Summary and Analysis
Chapters 21-22
Summary
Tom Hutter, close to death, confesses to the two sisters that he is not their real father. This confession pleases Judith who has always resented Tom Hutter's conduct, but Hetty is saddened by the tragic end of the man who protected her for so many years. Tom Hutter tells Judith and Hetty that they will find proof in the chest of what he says. Hurry Harry, moved by the death of his accomplice in crime, is deeply disturbed by the consequences of their misbehavior. He is also aware of his own close brush with death because of his impetuosity.
After Tom Hutter's death, preparations are made for his burial in the lake close to the grave of the girls' mother. The simple, impressive ceremony is held at sunset. Later, Hurry Harry asks Judith to marry him, but she refuses because she can never love him. Judith, however, now considers Hurry Harry as a friend rather than an enemy. Angered but determined, he makes plans to land and head for the garrison to bring help to the besieged ark. The only request by Judith is that the rescue party should not be under the command of an officer named Warley whom she evidently loved in the past.
Judith takes Hetty to the canoe where they paddle a short distance from the others in order to talk privately. Judith insists that their present circumstances are perilous, that they must open the chest to see what they can discover about the past life of Tom Hutter, and that they must salvage what they can for themselves. Although Judith remains bitter about Tom Hutter and refuses to call or consider him a father, Hetty defends the memory of the man who took care of them and loved them. Hetty, confident of her eventual conversion of the Mingos, prefers to remain at the lake, and wants to enjoy the solitude and beauty of Glimmerglass. Hetty is not as eager as Judith for an attempt to struggle toward a new (and possibly less moral) life in the settlements and towns. Hetty wishes Judith could have married Harry; and Judith comes closest to admitting her love for Deerslayer.
Deerslayer suddenly appears in a canoe, and he mysteriously explains that the Mingos have granted him a "furlough" until tomorrow noon. For the present, he is reluctant to give further details of his mission. He returns with the two sisters to the ark.
Analysis
Cooper, the Christian philosopher and the stern moralist, combines these views with his romantic ideals in the death and burial scene of Tom Hutter. Hetty, symbolically, expresses the concept of divine retribution with her judgment: "Father went for scalps himself, and now where is his own?" The atmosphere is of course gloomy, and the gathering sunset is a very fitting backdrop for the events on Glimmerglass.
The religious overtones are present in practical applications: the Bible readings, the recognition of death's inevitability, the solemn funeral rites, and the psychological alterations in all the participants. Hurry Harry, portrayed previously as the villain of the novel, is visibly affected by the course of recent events. He is so changed that Judith, although she denies him her hand, states that, if he had behaved formerly as he does now, matters might have been different for the two of them.
Judith and Hetty are once more contrasted very dramatically after Tom Hutter reveals that he is not their father. Judith does not want him buried too close to their mother, but Hetty defends her dead guardian. Hetty is the true Christian, motivated by charity and forgiveness, who disregards past sins because of the common bond of death; Judith's arrogance and pride must lead to a fall, according to Cooper's morality. Judith, embittered and unrepentant, represents a dogmatic attitude which insists upon punishment for the sinner. How, then, should Deerslayer forgive Judith for her past sins? She has already pleaded with him to ignore what Hurry told him about her liaisons at the fort.

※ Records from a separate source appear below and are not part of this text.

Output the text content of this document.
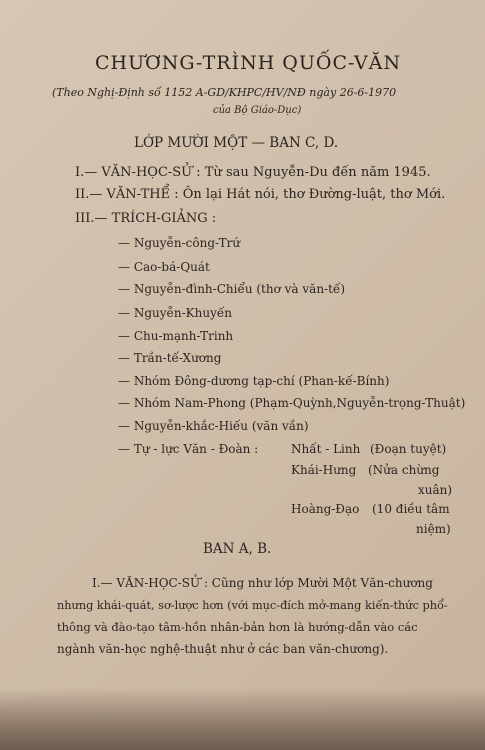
CHƯƠNG-TRÌNH QUỐC-VĂN
(Theo Nghị-Định số 1152 A-GD/KHPC/HV/NĐ ngày 26-6-1970
của Bộ Giáo-Dục)
LỚP MƯỜI MỘT — BAN C, D.
I.— VĂN-HỌC-SỬ : Từ sau Nguyễn-Du đến năm 1945.
II.— VĂN-THỂ : Ôn lại Hát nói, thơ Đường-luật, thơ Mới.
III.— TRÍCH-GIẢNG :
— Nguyễn-công-Trứ
— Cao-bá-Quát
— Nguyễn-đình-Chiểu (thơ và văn-tế)
— Nguyễn-Khuyến
— Chu-mạnh-Trinh
— Trần-tế-Xương
— Nhóm Đông-dương tạp-chí (Phan-kế-Bính)
— Nhóm Nam-Phong (Phạm-Quỳnh,Nguyễn-trọng-Thuật)
— Nguyễn-khắc-Hiếu (văn vần)
— Tự - lực Văn - Đoàn :	Nhất - Linh (Đoạn tuyệt)
Khái-Hưng (Nửa chừng
xuân)
Hoàng-Đạo (10 điều tâm
niệm)
BAN A, B.
I.— VĂN-HỌC-SỬ : Cũng như lớp Mười Một Văn-chương
nhưng khái-quát, sơ-lược hơn (với mục-đích mở-mang kiến-thức phổ-
thông và đào-tạo tâm-hồn nhân-bản hơn là hướng-dẫn vào các
ngành văn-học nghệ-thuật như ở các ban văn-chương).
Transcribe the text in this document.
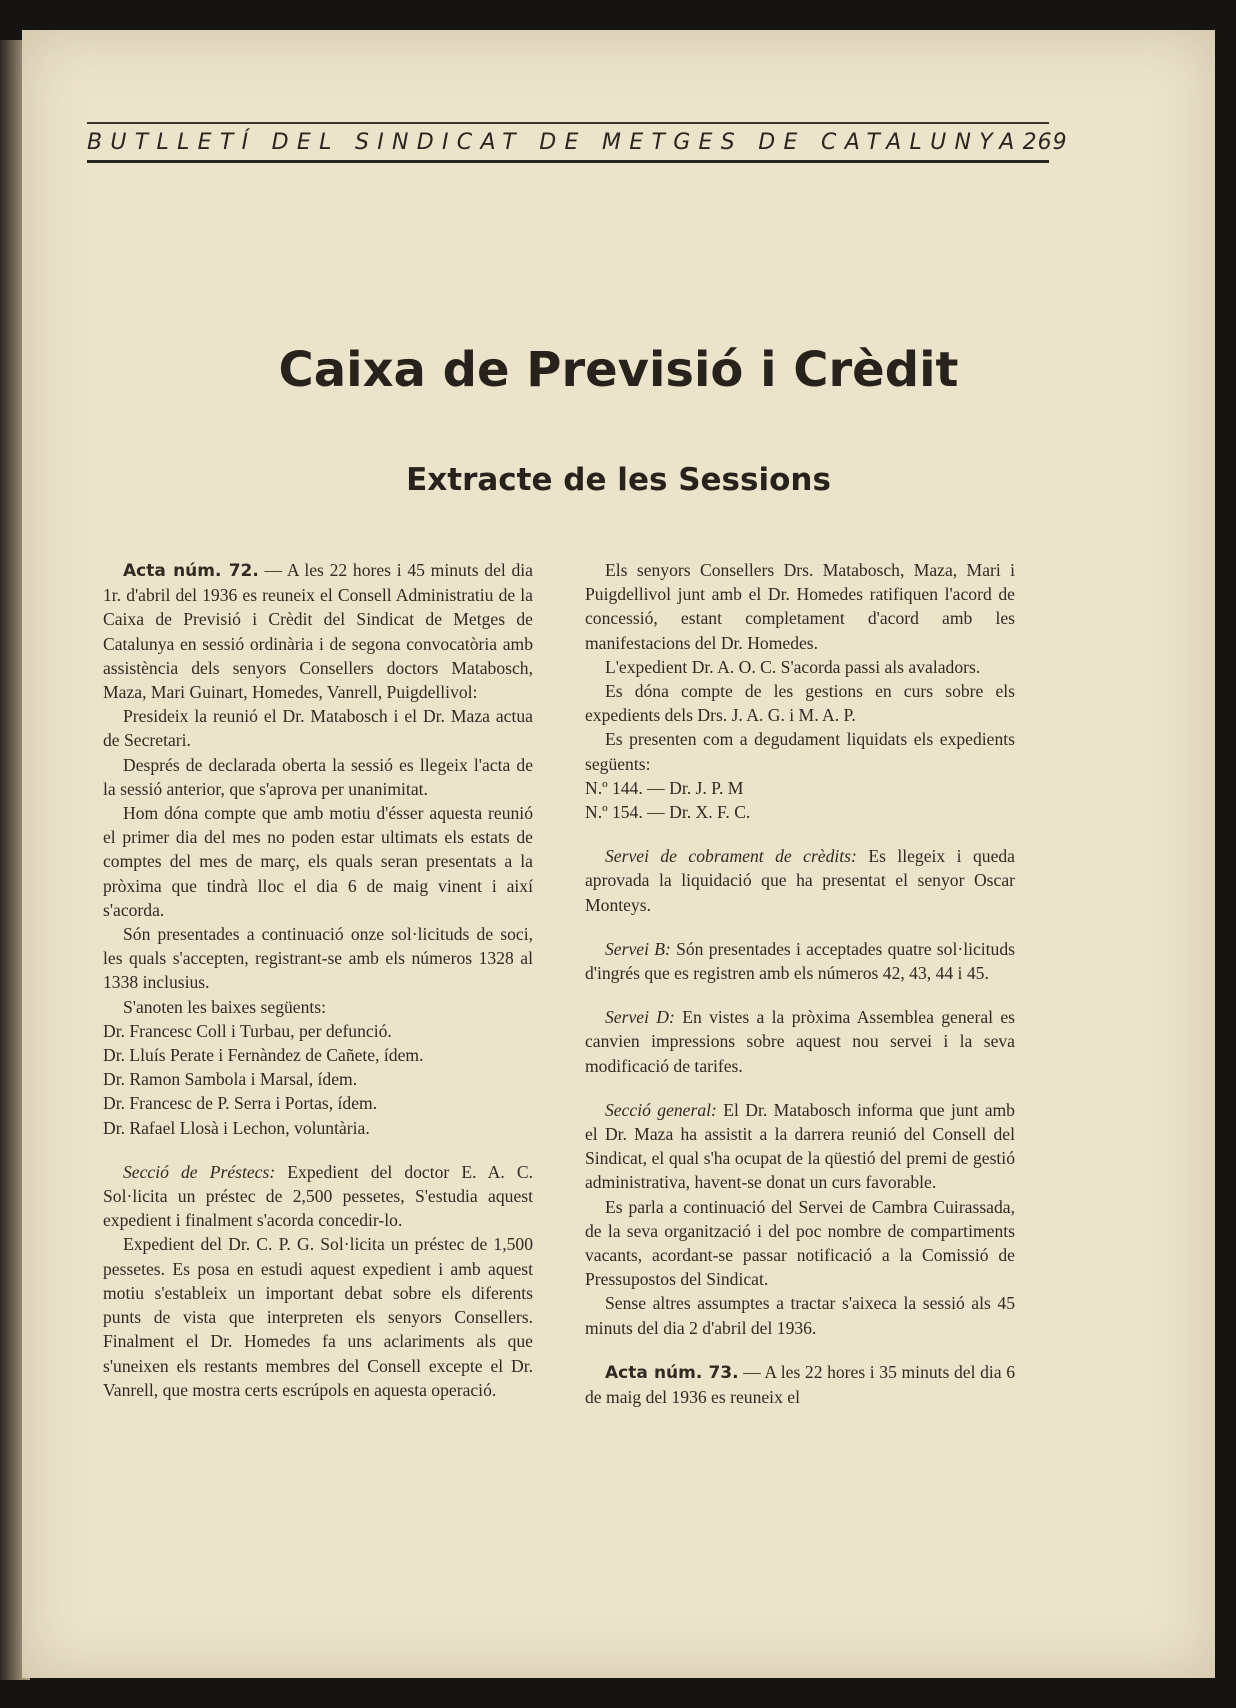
BUTLLETÍ DEL SINDICAT DE METGES DE CATALUNYA 269
Caixa de Previsió i Crèdit
Extracte de les Sessions

Acta núm. 72. — A les 22 hores i 45 minuts del dia 1r. d'abril del 1936 es reuneix el Consell Administratiu de la Caixa de Previsió i Crèdit del Sindicat de Metges de Catalunya en sessió ordinària i de segona convocatòria amb assistència dels senyors Consellers doctors Matabosch, Maza, Mari Guinart, Homedes, Vanrell, Puigdellivol:

Presideix la reunió el Dr. Matabosch i el Dr. Maza actua de Secretari.

Després de declarada oberta la sessió es llegeix l'acta de la sessió anterior, que s'aprova per unanimitat.

Hom dóna compte que amb motiu d'ésser aquesta reunió el primer dia del mes no poden estar ultimats els estats de comptes del mes de març, els quals seran presentats a la pròxima que tindrà lloc el dia 6 de maig vinent i així s'acorda.

Són presentades a continuació onze sol·licituds de soci, les quals s'accepten, registrant-se amb els números 1328 al 1338 inclusius.

S'anoten les baixes següents:

Dr. Francesc Coll i Turbau, per defunció.

Dr. Lluís Perate i Fernàndez de Cañete, ídem.

Dr. Ramon Sambola i Marsal, ídem.

Dr. Francesc de P. Serra i Portas, ídem.

Dr. Rafael Llosà i Lechon, voluntària.

Secció de Préstecs: Expedient del doctor E. A. C. Sol·licita un préstec de 2,500 pessetes, S'estudia aquest expedient i finalment s'acorda concedir-lo.

Expedient del Dr. C. P. G. Sol·licita un préstec de 1,500 pessetes. Es posa en estudi aquest expedient i amb aquest motiu s'estableix un important debat sobre els diferents punts de vista que interpreten els senyors Consellers. Finalment el Dr. Homedes fa uns aclariments als que s'uneixen els restants membres del Consell excepte el Dr. Vanrell, que mostra certs escrúpols en aquesta operació.

Els senyors Consellers Drs. Matabosch, Maza, Mari i Puigdellivol junt amb el Dr. Homedes ratifiquen l'acord de concessió, estant completament d'acord amb les manifestacions del Dr. Homedes.

L'expedient Dr. A. O. C. S'acorda passi als avaladors.

Es dóna compte de les gestions en curs sobre els expedients dels Drs. J. A. G. i M. A. P.

Es presenten com a degudament liquidats els expedients següents:

N.º 144. — Dr. J. P. M

N.º 154. — Dr. X. F. C.

Servei de cobrament de crèdits: Es llegeix i queda aprovada la liquidació que ha presentat el senyor Oscar Monteys.

Servei B: Són presentades i acceptades quatre sol·licituds d'ingrés que es registren amb els números 42, 43, 44 i 45.

Servei D: En vistes a la pròxima Assemblea general es canvien impressions sobre aquest nou servei i la seva modificació de tarifes.

Secció general: El Dr. Matabosch informa que junt amb el Dr. Maza ha assistit a la darrera reunió del Consell del Sindicat, el qual s'ha ocupat de la qüestió del premi de gestió administrativa, havent-se donat un curs favorable.

Es parla a continuació del Servei de Cambra Cuirassada, de la seva organització i del poc nombre de compartiments vacants, acordant-se passar notificació a la Comissió de Pressupostos del Sindicat.

Sense altres assumptes a tractar s'aixeca la sessió als 45 minuts del dia 2 d'abril del 1936.

Acta núm. 73. — A les 22 hores i 35 minuts del dia 6 de maig del 1936 es reuneix el
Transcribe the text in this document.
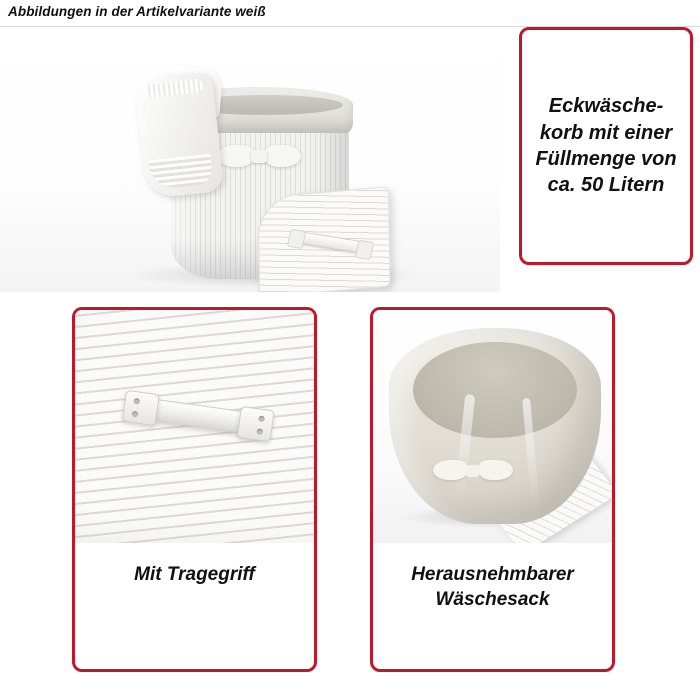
Abbildungen in der Artikelvariante weiß
Eckwäsche-korb mit einer Füllmenge von ca. 50 Litern
Mit Tragegriff	Herausnehmbarer Wäschesack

Judith and Hetty, in this time of suffering and crisis, come close to an argument because their ideas show them to be very different personalities. Hetty, secure in her intuitions, is nevertheless impractical about plans for the future. She even criticizes Deerslayer as unworthy of Judith because of his plain features; Hetty, in love with Hurry Harry, wants her sister to marry him. Hetty, very often correct in her views, errs when the arguments become complex and when she cannot apply the lessons from her Bible to the immediate situation. Despite her haughtiness, Judith takes command of the situation, and she stands out in this melodramatic episode as a strong, capable woman. The death and burial of Tom Hutter is one of the emotional high points of The Deerslayer because all the characters have been affected by the tragedy, and the action must consequently take a new direction.
This change in direction is indicated also by the arrival of Deerslayer who, instead of relieving the anxiety of the group on the ark by his return, provides a new mystery: why have the Mingos allowed their captive his liberty for a short time? The Indians and Deerslayer illustrate their loyalty to the code of honor by this action: the former show their trust in Deerslayer's promise to submit anew to captivity; the latter is resigned to the acceptance of the furlough as a temporary reprieve from a painful death.